Writer: Malak Mahmoud

Editor: Khaled Mohammed

The concept of absolute control exists in so many aspects of our society, and it makes its way into the most basic social group — the family.

Growing up, the idea that older people can never be mistaken and always want the best thing for you is so embedded in your brain that it’s rather difficult (or madly rebellious) to ever think they may be wrong about something. And then you fall into an endless dilemma: you try to figure out how to live your very own without messing up the respect you’re supposed to have for them. Then you start asking yourself: What is this respect exactly, and what is its domain?

Some people believe that respect is a synonym for obeying every single word without thinking for yourself. At the end, years of continuous bottling-up and pressure lead to nothing but a great explosion. And all the “perfect guidelines” you were forced to flawlessly follow will fall apart, leading to a state of confusion and a haunting feeling of guilt.

Respect is, in fact, a synonym for mutual understanding and it’s a part of a package based on the will to sincerely listen. Parents (usually) do wish the best for you, but this doesn’t change the fact that you know yourself better than anyone else, and that you can learn things from people other than your parents.

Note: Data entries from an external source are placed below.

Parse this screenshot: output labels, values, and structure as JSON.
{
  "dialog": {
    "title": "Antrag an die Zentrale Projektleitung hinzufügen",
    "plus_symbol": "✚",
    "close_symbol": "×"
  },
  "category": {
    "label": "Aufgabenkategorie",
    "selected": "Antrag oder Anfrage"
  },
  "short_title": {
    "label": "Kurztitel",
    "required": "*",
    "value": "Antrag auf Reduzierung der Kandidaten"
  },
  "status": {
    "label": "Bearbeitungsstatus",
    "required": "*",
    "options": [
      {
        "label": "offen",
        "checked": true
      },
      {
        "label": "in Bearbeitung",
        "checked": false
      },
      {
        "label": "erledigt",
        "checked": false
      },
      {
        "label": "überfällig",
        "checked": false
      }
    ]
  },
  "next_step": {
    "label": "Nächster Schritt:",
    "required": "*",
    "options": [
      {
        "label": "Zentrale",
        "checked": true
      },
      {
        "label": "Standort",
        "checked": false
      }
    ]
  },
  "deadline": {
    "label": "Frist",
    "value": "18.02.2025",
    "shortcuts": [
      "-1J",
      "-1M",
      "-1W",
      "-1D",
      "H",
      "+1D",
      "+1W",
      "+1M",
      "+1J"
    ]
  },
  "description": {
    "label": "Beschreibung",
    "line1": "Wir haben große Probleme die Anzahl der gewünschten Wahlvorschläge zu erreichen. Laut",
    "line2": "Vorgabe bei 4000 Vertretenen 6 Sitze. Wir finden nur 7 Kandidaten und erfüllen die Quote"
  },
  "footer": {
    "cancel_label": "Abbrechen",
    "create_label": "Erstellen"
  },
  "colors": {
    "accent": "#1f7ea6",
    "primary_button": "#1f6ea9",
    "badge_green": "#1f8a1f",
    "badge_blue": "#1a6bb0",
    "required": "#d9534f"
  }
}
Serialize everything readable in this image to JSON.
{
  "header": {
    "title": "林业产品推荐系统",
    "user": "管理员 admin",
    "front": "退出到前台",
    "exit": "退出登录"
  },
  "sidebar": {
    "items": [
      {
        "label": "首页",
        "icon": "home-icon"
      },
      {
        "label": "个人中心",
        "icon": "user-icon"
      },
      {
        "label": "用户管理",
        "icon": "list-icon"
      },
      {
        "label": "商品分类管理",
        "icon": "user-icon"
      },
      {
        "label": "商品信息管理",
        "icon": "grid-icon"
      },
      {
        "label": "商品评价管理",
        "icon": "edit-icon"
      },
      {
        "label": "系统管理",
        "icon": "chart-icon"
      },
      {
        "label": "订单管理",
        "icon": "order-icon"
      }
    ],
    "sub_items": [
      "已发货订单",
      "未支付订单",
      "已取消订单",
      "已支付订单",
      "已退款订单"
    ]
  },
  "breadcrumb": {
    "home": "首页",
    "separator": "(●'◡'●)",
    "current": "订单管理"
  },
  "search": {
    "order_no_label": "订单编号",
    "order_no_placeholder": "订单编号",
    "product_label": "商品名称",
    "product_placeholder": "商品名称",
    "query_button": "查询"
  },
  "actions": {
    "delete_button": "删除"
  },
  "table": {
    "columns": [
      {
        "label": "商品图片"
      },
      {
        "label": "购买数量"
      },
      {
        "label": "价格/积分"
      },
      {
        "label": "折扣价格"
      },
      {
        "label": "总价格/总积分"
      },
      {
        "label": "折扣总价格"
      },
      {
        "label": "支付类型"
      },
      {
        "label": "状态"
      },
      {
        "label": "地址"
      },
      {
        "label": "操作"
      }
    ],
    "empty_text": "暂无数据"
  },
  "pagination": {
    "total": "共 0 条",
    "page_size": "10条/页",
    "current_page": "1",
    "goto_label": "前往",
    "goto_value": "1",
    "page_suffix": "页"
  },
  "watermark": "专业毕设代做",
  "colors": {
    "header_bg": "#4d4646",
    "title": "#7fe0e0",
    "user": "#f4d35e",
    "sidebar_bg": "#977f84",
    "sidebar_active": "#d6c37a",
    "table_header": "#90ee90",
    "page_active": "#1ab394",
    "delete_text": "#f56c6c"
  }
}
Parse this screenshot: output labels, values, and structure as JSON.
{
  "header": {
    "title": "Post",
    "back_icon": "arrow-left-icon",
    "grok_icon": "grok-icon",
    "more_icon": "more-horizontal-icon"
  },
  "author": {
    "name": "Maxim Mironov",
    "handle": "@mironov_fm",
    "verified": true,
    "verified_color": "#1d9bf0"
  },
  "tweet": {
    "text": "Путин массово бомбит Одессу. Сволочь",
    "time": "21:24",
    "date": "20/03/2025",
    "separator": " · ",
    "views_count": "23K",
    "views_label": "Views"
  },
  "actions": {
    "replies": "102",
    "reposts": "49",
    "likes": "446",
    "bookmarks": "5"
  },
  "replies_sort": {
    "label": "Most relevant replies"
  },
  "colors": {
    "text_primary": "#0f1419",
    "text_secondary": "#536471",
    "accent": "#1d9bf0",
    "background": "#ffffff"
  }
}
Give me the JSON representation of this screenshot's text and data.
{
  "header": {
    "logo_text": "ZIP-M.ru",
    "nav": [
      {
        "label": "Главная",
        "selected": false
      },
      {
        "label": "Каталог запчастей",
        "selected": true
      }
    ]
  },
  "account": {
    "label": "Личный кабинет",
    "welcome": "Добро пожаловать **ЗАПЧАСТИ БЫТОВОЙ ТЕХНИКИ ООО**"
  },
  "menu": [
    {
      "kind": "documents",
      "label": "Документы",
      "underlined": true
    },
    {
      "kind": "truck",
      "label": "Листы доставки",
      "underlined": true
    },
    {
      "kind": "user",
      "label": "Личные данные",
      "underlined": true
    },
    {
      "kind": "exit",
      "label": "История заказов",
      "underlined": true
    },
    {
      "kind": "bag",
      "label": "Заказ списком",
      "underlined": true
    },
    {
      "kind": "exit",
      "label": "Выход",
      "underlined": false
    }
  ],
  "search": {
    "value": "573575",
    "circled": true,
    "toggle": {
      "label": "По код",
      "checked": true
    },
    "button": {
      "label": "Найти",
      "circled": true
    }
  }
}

The ignited turbulence within most of us will cool down a bit if our parents actually listened. If they actually understood that we’re human beings who are intensely aware of the entire world around them. If they actually understood that we’re doing our very best. But sometimes, we also get tired and our soul is drained. And no, we are not faking it.

So, the next time someone talks about their messed-up concept of respect, remind them that respect is something mutual and exchanged. You should be respected as well; every healthy, functioning relationship is built upon respect, and it’s not something to be neglected or given up on.